Inside of St. Stephen's Cathedral. At first both of us thought, what tacky light displays for a church! Then we realized it was a result of light coming through the stained glass windows and it became seriously cool and completely acceptable!!
Karlskirche
Our wandering took us to the Nachmarkt, one of Vienna's most popular street markets. It reminded me a lot of New Orleans and Charleston...I guess most markets are the same! It was nice to wander through a more "local" place though. It always makes me wonder what it would be like to live there and walk to the market daily for fresh fish, fruit, vegetables and flowers.
After a quick shopping trip though the big Christmas Market (much less crowded in the day time and easier to see what you are buying!) we dropped off our purchases at the hotel and headed for Figlmuller, a tiny little restaurant which supposedly is the most famous place for wiener schnitzel in Vienna. We had tried to go for dinner a couple nights earlier, but the cold drizzle made the long line to get in not very appealing. Luckily, it was much less crowded at lunch. Figlmuller basically serves ginormous weiner schnitzel and house wine. Not even coca cola here! The enormous plate proved too big for even Bryn, but it was worth the experience!
That evening we decided to check out the Spittelberg Christmas Market, one Bryn had read about and came highly recommended. It was worth the walk (nothing was really a terribly far walk, but it was cold!) It was much more of an artsy Christmas Market and spanned several blocks of the pretty neighborhood. It's hard to resist the easy Christmas Market atmosphere and before we knew it we had our mugs of steaming gluhwein and punsch and found a perch to enjoy it.
It was not difficult to find, just follow the crowds!
All of the Christmas Markets in Vienna were crazy crowded - shoulder to shoulder around every corner. In most cases it was similar to cherry blossom viewing in Kyoto, even with the crowds everyone is in good spirits, so it doesn't matter. Of course occasionally there was someone who had had a bit too much gluhwein or was a bit too pushy for their own good...but we'll ignore them.
Roasted chestnuts and "kartofelpuffer" - basically a hashbrowned potato that they brushed fresh garlic on...really, really good!!!
Punsch time!!
We cut through the Museum Quarter on our walk back to the hotel. This was one of many interesting art installations we passed. Sometimes I wish I were an arty person...
We also cut through Maria Teresa Platz and wandered through the Christmas Market there again.
The walk back also took us past St. Peter's Cathedral (apparently owned by Opus Dei) and lots of other picturesque sights. We have found that if we aren't using a tripod, uh, because we don't own one...that candle mode takes decent nighttime shots. It still doesn't do the real thing justice, so just use your imagination!

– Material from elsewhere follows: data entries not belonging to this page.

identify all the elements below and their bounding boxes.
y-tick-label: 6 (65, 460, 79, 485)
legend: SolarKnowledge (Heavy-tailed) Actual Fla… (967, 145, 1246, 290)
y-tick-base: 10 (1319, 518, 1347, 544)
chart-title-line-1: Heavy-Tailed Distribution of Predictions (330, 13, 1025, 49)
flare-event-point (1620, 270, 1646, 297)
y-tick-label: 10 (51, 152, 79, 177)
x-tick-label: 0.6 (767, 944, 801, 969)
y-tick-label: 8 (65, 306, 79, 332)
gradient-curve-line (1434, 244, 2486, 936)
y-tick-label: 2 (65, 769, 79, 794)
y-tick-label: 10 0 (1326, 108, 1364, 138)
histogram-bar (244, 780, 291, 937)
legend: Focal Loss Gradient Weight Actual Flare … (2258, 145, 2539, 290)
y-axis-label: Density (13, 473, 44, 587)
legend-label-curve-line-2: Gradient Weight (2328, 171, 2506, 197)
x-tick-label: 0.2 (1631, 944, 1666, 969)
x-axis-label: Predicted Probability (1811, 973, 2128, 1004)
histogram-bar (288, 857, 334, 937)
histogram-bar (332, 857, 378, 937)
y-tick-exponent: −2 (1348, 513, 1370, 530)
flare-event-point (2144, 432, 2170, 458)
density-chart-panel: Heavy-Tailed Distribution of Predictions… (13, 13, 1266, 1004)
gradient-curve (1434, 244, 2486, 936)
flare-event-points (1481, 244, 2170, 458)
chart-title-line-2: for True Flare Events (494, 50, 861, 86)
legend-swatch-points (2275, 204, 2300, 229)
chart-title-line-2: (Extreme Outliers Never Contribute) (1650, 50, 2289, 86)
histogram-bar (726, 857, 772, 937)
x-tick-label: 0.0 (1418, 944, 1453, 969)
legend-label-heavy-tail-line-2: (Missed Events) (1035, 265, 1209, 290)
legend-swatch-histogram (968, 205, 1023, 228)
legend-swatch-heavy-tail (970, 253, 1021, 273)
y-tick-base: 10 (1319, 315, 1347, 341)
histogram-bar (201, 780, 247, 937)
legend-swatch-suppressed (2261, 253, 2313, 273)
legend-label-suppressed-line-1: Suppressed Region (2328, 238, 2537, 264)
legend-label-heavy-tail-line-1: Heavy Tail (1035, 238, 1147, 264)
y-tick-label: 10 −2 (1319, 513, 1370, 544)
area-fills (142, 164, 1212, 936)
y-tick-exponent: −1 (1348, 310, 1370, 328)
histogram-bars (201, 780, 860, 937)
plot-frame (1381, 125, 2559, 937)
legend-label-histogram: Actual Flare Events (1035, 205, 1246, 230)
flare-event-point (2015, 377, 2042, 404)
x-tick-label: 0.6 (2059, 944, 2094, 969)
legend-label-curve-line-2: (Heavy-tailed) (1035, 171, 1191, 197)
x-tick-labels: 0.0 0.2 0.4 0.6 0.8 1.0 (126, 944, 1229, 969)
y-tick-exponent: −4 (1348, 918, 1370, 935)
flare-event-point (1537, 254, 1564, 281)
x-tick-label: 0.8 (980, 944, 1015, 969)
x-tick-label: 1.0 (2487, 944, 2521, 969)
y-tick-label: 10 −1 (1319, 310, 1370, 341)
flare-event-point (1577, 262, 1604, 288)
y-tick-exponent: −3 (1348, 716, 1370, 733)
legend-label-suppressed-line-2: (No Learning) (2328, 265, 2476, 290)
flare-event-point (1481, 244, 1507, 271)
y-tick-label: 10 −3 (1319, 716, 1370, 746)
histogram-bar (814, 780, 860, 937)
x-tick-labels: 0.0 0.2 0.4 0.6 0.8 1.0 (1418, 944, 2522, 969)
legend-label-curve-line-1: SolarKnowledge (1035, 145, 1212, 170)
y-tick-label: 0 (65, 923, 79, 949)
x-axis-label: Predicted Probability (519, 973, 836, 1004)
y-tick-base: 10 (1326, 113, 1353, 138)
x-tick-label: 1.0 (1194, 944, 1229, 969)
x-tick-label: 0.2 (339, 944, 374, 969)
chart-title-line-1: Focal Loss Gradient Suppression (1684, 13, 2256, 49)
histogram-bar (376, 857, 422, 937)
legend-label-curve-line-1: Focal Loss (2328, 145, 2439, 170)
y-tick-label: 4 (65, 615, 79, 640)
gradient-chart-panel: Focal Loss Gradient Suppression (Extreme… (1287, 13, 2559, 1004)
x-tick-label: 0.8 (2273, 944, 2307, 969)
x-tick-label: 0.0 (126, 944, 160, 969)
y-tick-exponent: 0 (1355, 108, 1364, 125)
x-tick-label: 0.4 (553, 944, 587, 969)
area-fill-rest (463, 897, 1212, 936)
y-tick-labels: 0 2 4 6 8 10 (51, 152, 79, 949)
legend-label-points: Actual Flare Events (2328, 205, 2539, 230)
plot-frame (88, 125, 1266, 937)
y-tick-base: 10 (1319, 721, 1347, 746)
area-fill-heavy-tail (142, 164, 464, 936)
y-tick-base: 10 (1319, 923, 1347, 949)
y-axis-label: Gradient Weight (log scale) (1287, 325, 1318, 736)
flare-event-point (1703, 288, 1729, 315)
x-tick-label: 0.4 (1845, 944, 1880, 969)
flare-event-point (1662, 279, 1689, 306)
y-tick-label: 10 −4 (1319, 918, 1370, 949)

Punsch stands scattered all over town for those who don't want to deal with the Christmas Market crowds and aren't collecting mugs.

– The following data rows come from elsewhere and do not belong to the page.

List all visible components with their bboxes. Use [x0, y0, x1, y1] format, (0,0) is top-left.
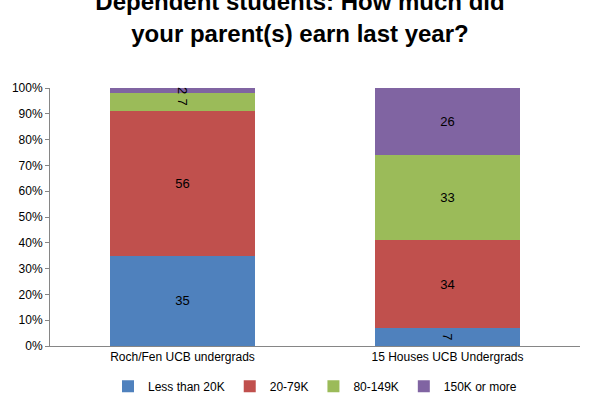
- svg-text:10%: 10%: [19, 313, 43, 327]
- svg-text:90%: 90%: [19, 107, 43, 121]
- svg-text:26: 26: [440, 114, 454, 129]
- svg-text:15 Houses UCB Undergrads: 15 Houses UCB Undergrads: [371, 350, 523, 364]
- svg-text:70%: 70%: [19, 159, 43, 173]
- svg-text:20%: 20%: [19, 288, 43, 302]
- svg-text:20-79K: 20-79K: [270, 380, 309, 394]
- svg-text:33: 33: [440, 190, 454, 205]
- svg-text:60%: 60%: [19, 184, 43, 198]
- svg-text:80%: 80%: [19, 133, 43, 147]
- svg-text:100%: 100%: [12, 81, 43, 95]
- svg-text:80-149K: 80-149K: [353, 380, 398, 394]
- svg-text:Less than 20K: Less than 20K: [148, 380, 225, 394]
- svg-text:0%: 0%: [25, 339, 43, 353]
- svg-text:56: 56: [175, 176, 189, 191]
- svg-text:35: 35: [175, 293, 189, 308]
- svg-text:Roch/Fen UCB undergrads: Roch/Fen UCB undergrads: [110, 350, 255, 364]
- svg-text:34: 34: [440, 277, 454, 292]
- svg-text:2: 2: [175, 87, 190, 94]
- svg-text:50%: 50%: [19, 210, 43, 224]
- svg-text:7: 7: [440, 333, 455, 340]
- svg-text:Dependent students: How much d: Dependent students: How much didyour par…: [95, 0, 504, 47]
- svg-text:30%: 30%: [19, 262, 43, 276]
- svg-text:150K or more: 150K or more: [444, 380, 517, 394]
- svg-text:40%: 40%: [19, 236, 43, 250]
- svg-text:7: 7: [175, 99, 190, 106]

This may be a repeat photo, but who cares, it is pretty!
Our last day in Vienna was more of a last morning. After breakfast at the hotel we packed up and headed for the airport. We are already planning a return trip though because there was so much we didn't get to see, or want to see in a different season (let's face it, gardens and palaces are so much prettier in summer, unless they are covered in snow). Despite the bits we didn't have time for, it was the perfect mini trip before Christmas and I don't think I want to have another Christmas if I can't go to a decent Christmas Market!
In conclusion, if you've never been to Vienna, go.